Stretching all learners to fulfil maths potential
Editor’s Note:
This is an updated version of a blog post published on September 14, 2018
Whether struggling or advanced, every learner has the potential to do great things. Help them get there by providing stretch and challenge in your lessons.
When it comes to maths teaching, some believe that advanced learners are not being challenged enough and are becoming bored and disillusioned. Of course, this is an issue, but then so are labels like ‘most able’ or ‘gifted’ — terms we always try to avoid.
While some children display flashes of genius in maths class, putting them on a pedestal only adds pressure and singles children out.
Say no to labels: all learners have maths potential
All learners are special, and when it comes to maths, there’s no such thing as being extra-special.
It might seem like certain people are born with maths superpowers, but these abilities are not out of reach for everyone else. Maths ability isn’t absolute — it can stay the same, it can decline, or it can go through the roof.
Giving a child a label like ‘most able’ is dangerous. Teachers can end up teaching to the label. As the 2017 GL Assessment report Hooked On Labels, Not On Need says:
“Teachers should be offering high quality, differentiated teaching for all pupils and not waiting until the pupil gets the label.”
Maths ability can change, and learners need to know that they can improve. In maths, understanding is in a constant state of flux. Sometimes this looks like a slight jolt, other times, a tectonic shift.
In an inclusive maths mastery environment, labelling learners by ability can damage their self-confidence. Labels twist expectations and give learners a false sense of who they are. Labels limit learning because they don’t focus on the whole child.
In short, it’s essential to go into teaching with the mindset that every learner has maths potential so you can commit to high-quality inclusive teaching.
How to provide stretch and challenge for all maths learners
When you challenge learners, they become motivated and enjoy their maths. All learners have potential, so look for ways to provide stretch and challenge for everyone.
Catering for learners working at very different levels is tough. What pushes one learner might not provide much of a stretch for another. So, how do you extend tasks to challenge everyone in your classroom? Well, here’s five ways to get you started.
1. Start small
By starting small with one basic question and adjusting the level of the problem as you see fit (without changing the format) you give learners the same thinking challenge, but at a level that suits their needs. You could also take the same core maths question and alter it to involve working backwards or add more steps.

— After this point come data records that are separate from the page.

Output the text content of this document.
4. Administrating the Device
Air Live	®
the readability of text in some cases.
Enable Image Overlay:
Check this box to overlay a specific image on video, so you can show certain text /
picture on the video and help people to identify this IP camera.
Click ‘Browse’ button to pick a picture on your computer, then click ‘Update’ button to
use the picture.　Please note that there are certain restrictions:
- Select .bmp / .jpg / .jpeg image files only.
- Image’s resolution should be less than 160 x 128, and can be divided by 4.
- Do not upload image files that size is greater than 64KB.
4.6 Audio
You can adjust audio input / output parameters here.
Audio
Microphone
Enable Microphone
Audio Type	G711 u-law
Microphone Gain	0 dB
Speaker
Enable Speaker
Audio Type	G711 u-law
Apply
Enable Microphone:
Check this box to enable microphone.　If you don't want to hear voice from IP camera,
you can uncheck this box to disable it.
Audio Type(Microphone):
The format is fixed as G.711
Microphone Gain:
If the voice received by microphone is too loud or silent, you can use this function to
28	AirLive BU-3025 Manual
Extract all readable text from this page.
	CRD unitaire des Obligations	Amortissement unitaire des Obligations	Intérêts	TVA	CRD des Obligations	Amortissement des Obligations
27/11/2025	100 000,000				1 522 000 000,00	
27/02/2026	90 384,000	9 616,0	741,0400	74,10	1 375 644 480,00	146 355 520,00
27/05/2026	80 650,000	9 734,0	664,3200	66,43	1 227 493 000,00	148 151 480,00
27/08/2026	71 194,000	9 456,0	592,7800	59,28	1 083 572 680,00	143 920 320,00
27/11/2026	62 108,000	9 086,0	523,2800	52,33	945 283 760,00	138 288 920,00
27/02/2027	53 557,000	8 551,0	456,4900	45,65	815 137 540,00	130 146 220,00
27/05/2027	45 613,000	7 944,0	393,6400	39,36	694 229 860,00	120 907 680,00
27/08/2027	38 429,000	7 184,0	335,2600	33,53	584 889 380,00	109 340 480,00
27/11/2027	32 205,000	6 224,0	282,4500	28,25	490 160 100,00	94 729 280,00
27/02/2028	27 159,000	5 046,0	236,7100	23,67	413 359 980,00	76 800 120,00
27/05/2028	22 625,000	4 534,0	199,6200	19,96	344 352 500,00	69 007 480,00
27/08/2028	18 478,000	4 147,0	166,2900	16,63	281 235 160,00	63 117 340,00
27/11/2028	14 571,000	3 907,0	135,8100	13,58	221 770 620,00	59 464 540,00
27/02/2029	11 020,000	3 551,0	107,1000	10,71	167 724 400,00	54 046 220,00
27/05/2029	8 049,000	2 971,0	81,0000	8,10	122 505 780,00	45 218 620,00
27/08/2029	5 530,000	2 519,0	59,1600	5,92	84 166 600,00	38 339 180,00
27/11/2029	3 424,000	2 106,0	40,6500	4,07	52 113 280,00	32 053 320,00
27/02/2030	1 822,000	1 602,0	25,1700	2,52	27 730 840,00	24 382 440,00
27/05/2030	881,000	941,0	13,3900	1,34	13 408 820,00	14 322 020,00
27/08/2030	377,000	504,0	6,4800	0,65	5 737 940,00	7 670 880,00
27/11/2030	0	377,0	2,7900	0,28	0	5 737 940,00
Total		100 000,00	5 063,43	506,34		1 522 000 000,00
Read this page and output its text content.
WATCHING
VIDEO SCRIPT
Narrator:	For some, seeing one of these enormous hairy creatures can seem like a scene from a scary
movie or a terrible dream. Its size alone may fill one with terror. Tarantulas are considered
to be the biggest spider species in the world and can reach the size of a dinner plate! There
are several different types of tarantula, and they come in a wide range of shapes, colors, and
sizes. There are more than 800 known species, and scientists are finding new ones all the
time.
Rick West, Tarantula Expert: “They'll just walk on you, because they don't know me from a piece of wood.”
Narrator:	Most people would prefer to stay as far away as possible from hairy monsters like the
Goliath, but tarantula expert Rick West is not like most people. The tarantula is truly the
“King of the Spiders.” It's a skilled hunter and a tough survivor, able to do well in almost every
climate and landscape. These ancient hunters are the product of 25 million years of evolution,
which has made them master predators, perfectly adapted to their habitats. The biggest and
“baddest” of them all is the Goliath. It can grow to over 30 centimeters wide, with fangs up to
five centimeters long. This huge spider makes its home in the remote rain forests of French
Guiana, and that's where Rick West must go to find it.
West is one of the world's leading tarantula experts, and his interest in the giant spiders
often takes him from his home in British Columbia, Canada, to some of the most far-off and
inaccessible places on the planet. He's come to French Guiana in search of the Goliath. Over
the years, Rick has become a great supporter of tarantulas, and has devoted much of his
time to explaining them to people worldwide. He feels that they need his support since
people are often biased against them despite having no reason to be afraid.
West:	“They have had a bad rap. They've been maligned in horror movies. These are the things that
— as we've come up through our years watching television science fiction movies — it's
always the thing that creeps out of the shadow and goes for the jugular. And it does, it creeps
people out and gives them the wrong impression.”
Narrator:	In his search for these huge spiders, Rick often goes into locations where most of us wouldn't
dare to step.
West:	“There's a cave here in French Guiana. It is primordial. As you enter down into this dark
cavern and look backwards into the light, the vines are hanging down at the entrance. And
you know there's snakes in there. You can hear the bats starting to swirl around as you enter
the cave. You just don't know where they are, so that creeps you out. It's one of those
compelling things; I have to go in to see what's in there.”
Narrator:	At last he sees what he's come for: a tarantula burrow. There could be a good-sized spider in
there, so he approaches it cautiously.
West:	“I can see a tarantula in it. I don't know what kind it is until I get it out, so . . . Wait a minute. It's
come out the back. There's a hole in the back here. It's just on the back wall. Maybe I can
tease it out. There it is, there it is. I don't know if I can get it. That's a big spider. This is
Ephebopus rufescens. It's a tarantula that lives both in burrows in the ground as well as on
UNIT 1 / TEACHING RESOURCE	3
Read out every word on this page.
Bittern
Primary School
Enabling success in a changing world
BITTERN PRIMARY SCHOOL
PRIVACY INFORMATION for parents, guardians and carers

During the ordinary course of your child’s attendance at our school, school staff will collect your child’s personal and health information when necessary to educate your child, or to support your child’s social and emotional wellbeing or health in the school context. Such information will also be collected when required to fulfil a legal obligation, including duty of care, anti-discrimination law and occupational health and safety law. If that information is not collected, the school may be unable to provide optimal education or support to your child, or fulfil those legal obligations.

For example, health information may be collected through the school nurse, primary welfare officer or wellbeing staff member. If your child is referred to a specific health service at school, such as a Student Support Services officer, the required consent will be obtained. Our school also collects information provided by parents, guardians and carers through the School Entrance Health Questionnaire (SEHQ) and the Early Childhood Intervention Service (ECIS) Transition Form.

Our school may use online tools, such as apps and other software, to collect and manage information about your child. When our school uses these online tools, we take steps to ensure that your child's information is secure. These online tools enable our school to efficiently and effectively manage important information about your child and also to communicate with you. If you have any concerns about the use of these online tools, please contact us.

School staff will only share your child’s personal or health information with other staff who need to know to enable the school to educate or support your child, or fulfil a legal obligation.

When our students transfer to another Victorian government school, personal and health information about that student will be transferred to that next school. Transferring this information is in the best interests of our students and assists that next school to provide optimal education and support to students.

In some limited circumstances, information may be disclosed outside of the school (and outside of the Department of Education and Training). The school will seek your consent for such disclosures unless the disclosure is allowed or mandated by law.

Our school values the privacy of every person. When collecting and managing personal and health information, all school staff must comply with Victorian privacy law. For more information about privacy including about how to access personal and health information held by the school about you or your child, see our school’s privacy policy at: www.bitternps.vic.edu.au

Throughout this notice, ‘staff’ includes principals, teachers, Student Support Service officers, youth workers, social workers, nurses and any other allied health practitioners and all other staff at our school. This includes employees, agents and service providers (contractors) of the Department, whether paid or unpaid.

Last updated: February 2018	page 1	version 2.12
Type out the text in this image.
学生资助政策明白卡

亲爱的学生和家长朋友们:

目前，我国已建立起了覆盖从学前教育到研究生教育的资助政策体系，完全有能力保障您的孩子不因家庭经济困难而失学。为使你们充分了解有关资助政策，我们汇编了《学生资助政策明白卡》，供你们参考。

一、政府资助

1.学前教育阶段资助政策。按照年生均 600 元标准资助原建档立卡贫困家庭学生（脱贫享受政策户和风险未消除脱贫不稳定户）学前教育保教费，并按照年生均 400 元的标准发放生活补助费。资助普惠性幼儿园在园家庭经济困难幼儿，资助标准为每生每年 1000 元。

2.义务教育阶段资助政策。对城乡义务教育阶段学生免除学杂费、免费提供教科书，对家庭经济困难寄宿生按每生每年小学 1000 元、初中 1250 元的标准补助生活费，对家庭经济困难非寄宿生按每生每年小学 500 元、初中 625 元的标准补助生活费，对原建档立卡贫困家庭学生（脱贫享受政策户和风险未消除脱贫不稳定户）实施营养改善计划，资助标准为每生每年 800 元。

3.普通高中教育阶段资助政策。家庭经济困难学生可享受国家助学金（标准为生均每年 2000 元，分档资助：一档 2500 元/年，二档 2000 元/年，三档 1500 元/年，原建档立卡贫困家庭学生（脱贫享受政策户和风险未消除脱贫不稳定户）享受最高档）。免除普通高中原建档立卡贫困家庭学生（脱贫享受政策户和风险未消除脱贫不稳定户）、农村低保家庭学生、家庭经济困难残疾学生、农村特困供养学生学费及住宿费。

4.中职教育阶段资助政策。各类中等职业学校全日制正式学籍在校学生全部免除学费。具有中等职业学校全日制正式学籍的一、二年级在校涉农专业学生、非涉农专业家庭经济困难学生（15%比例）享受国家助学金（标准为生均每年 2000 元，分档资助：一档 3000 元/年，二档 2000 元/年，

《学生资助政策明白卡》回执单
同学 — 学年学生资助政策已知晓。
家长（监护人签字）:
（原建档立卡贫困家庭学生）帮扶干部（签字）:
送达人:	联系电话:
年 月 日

2. Ask open-ended questions
One of the most effective ways of stretching learners is to provide open-ended maths problems that allow for multiple responses and perspectives. Instead of making numbers bigger or making content harder, use unfamiliar or unusual tasks to challenge learners’ thinking and change the structure of routine questions.
3. Ask them to prove it
Instead of asking learners to explain the steps they went through, ask them to prove why a different answer is wrong. Give learners maths questions that follow a similar structure and ask them to describe the similarities, differences and how they are connected.
4. Design more complex questions
Looking for extension ideas that don’t require hours of planning? Challenge all learners by choosing problems with more than one answer or that have more than one route to the solution. Try to pick tasks that learners can’t solve quickly to encourage them to work together and learn from each other.
5. Make activities SHINE
Follow the advice of super-teacher Nick Tiley-Nunn and create maths activities that SHINE.
Social: collaborative, discussion-based and with plenty of maths talk
Hued: not beige but colourful and varied
Interlinked: presenting ideas as connected and cross-curricular
Nerve-building: designed to build maths resilience
Energetic: they have to be active and interactive
Maths should be fun, challenging and most importantly, should make all children think. For learners with high potential — aka everyone — solving new problems, adapting to new situations, trying to find a pattern and modelling real-life situations are essential skills you should promote every week of the year.